Na verdade, todas as partes envolvidas são vítimas do próprio processo: permanecer nesse papel importa custos, constrangimentos, esforços, desgastes e outras tantas denominações que quem já foi parte em uma ação judicial sabe muito bem como é.
Enquanto ser parte de uma ação judicial é uma vitimização legitimada ou tolerada, a sobrevitimização não o pode ser. O peso do processo não pode ser maior do que o peso da penalidade que pode vir a ser aplicada.
Por conta disso é que devem existir algumas medidas que visem a minimizar essa sobrevitimização ou, se possível, a eliminar. Nosso objetivo é propor uma delas, mesmo cientes de que é possível fazer uma lista de possibilidades.
Estamos falando da limitação temporal da indisponibilidade: se dentre as penas previstas no Art. 12 da Lei nº 8.429/92 está a suspensão dos direitos políticos e a suspensão do direito de licitar e contratar com a Administração, essas estão previstas para vigerem por um prazo máximo.

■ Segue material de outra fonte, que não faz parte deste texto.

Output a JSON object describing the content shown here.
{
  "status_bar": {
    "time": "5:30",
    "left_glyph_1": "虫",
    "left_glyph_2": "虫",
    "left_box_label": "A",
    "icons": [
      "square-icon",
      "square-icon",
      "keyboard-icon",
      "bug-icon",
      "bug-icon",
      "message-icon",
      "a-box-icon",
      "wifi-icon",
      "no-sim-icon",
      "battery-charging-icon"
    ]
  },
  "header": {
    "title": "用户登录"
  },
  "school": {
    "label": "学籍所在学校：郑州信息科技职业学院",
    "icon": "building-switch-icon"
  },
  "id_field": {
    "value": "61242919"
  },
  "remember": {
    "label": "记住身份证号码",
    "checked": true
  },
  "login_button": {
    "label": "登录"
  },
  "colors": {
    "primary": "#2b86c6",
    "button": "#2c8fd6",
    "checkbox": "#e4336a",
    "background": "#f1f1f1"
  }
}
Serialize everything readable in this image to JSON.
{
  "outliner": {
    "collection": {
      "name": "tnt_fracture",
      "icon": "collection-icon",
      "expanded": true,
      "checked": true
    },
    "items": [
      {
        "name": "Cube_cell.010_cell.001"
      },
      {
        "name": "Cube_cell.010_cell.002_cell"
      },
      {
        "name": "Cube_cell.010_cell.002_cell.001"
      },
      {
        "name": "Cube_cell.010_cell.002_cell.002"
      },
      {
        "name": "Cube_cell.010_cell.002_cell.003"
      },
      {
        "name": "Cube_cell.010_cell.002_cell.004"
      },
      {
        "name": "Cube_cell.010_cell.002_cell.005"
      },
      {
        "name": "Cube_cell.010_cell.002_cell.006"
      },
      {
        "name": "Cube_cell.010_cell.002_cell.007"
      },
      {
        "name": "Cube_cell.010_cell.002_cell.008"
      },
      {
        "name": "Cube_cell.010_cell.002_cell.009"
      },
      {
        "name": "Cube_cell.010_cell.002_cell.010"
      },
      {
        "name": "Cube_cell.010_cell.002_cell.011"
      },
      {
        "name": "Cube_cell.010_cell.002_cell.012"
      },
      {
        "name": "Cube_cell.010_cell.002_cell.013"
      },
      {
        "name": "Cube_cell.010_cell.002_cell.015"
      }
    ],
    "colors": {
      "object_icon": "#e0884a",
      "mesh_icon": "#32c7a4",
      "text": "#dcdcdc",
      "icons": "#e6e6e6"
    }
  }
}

No caso mais grave, de enriquecimento ilícito, essas penas não podem ultrapassar 10 anos. No caso intermediário, de dano ao erário, essas penas não podem ultrapassar 8 anos. No caso menos grave, de violação a princípios da Administração, essas penas não podem ultrapassar 5 anos. Se assim é, a indisponibilidade de bens nesses feitos não deveria também ultrapassar esses prazos máximos.
Independentemente de se mostrarem coerentes à efetividade ao final do processo, essa indisponibilidade não poderia significar um período maior do que as penas datadas que a lei estipula. Cumpridos esses prazos, se o processo não atingiu o seu termo e não transitou em julgado, por qualquer razão que seja, os bens deveriam ser imediatamente liberados, por decisão de ofício do Julgador.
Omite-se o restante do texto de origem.